Mais elle a aussi servi au tyran sanguinaire Sékou Touré d’arrêter un grand nombre de Guinéens de l’intérieur sans aucune preuve de leur participation à l’agression. Aucune « couche de la population guinéenne, de la base au sommet de la hiérarchie sociale, n’échappera à la répression, à l’épuration comme on disait dans le langage marxiste alors en vogue ». Ce billet est tiré du livre d’Alpha Abdoulaye Diallo ‘Portos’ La vérité du ministre. Dix ans dans les geôles de Sékou Touré. Librement accessible en cliquant sur le titre. |
Les réactions internationales ne se font pas attendre. Le conseil des ministres de l’O.U.A. réuni en session extraordinaire à Lagos, dès le début du mois de décembre, prend position pour la Guinée et condamne l’agression portugaise. Le Conseil de sécurité de l’O.N.U. envoie à Conakry une mission d’enquête (Résolution 289, 1970).

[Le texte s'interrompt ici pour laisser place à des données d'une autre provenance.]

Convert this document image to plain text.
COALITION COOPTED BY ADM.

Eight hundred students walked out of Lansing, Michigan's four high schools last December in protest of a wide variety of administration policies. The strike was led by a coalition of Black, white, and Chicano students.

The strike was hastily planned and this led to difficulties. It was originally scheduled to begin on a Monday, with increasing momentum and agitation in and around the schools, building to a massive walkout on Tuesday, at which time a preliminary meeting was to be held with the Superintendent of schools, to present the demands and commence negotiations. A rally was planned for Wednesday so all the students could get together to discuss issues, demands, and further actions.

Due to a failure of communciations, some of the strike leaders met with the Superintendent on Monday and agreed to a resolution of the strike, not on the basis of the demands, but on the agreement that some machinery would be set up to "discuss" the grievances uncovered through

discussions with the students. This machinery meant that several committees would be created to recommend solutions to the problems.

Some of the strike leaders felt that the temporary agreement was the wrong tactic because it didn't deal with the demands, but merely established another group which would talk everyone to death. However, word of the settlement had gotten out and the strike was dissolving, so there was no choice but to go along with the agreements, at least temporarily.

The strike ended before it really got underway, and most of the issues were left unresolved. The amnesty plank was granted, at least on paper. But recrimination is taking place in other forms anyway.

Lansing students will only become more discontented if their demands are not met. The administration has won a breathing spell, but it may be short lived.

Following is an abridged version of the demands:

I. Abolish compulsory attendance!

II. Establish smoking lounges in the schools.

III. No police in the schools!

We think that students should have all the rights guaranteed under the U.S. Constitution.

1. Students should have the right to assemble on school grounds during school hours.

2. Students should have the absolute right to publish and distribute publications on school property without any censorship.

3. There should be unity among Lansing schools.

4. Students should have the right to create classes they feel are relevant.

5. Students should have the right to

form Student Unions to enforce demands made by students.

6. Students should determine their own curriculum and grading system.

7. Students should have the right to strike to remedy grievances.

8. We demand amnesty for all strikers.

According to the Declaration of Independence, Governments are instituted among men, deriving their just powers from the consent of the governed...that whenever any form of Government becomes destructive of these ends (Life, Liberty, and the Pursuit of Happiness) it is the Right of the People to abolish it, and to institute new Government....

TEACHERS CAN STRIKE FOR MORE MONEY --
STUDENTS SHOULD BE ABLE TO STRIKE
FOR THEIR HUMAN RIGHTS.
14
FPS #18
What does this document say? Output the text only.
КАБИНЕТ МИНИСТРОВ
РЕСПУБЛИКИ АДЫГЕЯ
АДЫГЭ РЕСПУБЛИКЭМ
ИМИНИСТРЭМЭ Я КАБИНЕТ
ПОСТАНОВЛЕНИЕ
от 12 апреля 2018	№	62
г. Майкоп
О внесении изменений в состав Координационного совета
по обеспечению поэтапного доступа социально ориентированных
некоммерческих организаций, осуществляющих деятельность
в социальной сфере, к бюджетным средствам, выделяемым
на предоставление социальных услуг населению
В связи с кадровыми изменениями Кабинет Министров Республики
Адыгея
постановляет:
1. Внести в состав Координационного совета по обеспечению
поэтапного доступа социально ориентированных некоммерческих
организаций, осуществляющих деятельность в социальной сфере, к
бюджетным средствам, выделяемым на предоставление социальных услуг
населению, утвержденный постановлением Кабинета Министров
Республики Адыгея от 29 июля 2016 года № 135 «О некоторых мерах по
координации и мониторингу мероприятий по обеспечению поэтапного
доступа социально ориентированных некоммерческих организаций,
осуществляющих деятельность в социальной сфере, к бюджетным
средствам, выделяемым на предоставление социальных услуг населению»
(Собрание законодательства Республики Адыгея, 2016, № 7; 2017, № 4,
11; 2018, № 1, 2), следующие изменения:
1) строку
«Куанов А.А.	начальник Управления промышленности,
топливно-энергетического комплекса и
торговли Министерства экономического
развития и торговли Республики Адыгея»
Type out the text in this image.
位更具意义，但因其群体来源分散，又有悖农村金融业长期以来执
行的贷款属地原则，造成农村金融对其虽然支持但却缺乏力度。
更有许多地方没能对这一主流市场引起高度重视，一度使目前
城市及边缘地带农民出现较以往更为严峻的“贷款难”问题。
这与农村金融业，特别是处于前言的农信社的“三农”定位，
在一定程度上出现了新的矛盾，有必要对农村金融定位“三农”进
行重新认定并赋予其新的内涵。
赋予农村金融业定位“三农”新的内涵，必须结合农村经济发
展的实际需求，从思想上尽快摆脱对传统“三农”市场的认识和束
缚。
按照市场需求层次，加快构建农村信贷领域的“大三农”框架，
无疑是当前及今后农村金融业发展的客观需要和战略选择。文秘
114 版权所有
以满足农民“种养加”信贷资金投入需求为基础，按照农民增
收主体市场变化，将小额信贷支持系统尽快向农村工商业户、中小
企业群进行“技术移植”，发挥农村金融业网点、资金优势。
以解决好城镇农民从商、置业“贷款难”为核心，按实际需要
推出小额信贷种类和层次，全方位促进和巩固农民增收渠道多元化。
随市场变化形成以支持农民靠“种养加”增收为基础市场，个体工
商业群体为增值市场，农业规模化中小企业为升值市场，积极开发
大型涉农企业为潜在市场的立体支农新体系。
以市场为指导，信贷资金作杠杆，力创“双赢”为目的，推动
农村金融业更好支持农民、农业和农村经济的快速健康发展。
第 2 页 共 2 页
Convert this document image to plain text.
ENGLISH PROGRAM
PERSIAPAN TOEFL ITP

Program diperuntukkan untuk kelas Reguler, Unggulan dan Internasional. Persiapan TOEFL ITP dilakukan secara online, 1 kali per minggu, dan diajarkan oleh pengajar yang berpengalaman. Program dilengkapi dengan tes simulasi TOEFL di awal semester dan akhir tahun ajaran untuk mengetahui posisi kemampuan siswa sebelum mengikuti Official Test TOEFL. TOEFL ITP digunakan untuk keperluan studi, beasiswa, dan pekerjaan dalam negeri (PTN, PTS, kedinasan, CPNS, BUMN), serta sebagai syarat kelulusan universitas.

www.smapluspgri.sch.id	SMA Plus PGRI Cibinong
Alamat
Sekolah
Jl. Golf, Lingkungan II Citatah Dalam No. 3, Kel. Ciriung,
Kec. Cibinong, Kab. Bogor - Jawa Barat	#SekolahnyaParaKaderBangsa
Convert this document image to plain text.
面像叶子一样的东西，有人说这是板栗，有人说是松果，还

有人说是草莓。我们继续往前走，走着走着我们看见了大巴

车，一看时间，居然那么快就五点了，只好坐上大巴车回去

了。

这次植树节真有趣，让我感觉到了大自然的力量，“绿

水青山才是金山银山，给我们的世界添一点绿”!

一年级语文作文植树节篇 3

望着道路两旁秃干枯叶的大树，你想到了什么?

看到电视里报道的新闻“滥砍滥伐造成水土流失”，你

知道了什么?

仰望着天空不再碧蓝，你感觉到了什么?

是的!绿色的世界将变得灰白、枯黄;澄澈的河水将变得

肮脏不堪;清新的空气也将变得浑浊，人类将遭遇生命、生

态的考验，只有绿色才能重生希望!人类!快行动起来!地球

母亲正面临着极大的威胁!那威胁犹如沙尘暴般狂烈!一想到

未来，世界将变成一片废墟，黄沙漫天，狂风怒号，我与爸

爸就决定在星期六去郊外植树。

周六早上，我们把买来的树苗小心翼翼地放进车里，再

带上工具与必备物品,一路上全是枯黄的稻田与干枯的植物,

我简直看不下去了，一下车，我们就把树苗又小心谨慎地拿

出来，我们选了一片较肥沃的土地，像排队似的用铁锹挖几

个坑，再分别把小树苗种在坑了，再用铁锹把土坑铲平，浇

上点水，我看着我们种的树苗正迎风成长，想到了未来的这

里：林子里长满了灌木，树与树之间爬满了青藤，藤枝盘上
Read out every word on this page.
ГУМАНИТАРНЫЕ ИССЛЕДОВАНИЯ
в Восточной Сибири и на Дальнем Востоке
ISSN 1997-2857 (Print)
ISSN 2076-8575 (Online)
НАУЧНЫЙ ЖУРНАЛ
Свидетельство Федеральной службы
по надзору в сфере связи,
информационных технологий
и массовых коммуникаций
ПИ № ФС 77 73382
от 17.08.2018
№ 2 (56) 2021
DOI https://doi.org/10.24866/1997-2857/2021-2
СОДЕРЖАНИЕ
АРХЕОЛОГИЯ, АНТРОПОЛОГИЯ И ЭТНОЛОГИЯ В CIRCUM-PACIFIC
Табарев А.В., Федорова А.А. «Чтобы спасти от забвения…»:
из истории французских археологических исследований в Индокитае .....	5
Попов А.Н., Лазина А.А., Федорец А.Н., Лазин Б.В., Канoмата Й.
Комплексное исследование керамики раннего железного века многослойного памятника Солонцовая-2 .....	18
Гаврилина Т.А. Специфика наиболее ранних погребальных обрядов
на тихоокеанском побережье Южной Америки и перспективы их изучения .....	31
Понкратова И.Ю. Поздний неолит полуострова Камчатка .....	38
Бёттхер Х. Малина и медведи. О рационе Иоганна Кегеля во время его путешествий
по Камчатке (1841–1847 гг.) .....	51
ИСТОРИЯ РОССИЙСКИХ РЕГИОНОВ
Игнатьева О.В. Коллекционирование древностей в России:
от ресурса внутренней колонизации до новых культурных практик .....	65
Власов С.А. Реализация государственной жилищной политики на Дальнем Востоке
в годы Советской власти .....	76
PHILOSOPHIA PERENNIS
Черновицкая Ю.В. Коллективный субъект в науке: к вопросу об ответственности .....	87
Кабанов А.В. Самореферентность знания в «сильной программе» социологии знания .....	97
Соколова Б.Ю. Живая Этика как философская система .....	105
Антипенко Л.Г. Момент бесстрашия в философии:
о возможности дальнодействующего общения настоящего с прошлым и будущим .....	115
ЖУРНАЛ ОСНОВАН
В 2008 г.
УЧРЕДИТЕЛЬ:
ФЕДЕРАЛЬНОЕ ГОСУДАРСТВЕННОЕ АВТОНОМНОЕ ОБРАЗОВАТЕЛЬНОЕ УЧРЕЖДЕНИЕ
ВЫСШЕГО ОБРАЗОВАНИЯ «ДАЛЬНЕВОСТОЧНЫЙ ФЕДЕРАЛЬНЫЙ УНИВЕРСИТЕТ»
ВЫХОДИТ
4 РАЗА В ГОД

Des messages de soutien affluent. Une unanimité se fait autour de la Guinée et de son leader. Moment unique, moment privilégié, politiquement exceptionnel pour procéder à une réconciliation nationale en Guinée. Hélas ! Sékou Touré n’en profitera que pour asseoir davantage son pouvoir, en semant la terreur au sein du peuple, en liquidant physiquement adversaires supposés ou réels, soupçonnés de ne pas lui être aveuglément acquis.
La situation maîtrisée, commencent les arrestations nombreuses, inattendues, surprenantes. Il paraît que Barry III, Mme Loffo Camara, Baldet Ousmane, sont des complices intérieurs des agresseurs. D’autres, Jean-Paul Alata, Kapet de Bana, Elie Hayeck, Abouchacra, Tassos Mavroidis, seront arrêtés, libérés, repris.
L’Assemblée nationale s’érige en tribunal révolutionnaire et statue sur le cas des mercenaires et de leurs prétendus complices intérieurs. Elle entérine — pouvait-elle agir autrement ? — les décisions arrêtées par le comité révolutionnaire, en réalité le « Responsable suprême de la révolution » et son frère Ismaël Touré.
C’est alors que commencent les exécutions capitales – le « carnaval de Conakry » — dira un journaliste — en réalité le carnaval macabre du P.D.G. En effet, à Conakry au pont du 8 novembre, devenu pont de la Honte, baptisé plus tard « pont Fidel Castro Ruz, route infinie de l’Histoire » et débaptisé à l’occasion du sommet de la CEDEAO , on pendra Baldet Ousmane, Makassouba Moriba, Barry Ibrahima dit Barry III, Keita Kara de Soufiana. On fusillera, au champ de tir de l’armée à Yakhémato, entre Matoto et le centre d’enrobage des Travaux publics, peu avant l’usine de cigarettes et d’allumettes E.N.T.A., huit personnes dont, semble-t-il, Tall Habib, Mme Loffo Camara, Soumah Théodore, Conté Ansoumane, Touré Kerfalla, Kaba Laye. A l’intérieur, dans toutes les régions de Guinée — qui en comptait alors vingt-neuf (pour trente fédérations du parti, Conakry en ayant deux) — on pendra au moins deux personnes. Cela se passera dans la nuit du dimanche 24 au lundi 25 janvier 1971.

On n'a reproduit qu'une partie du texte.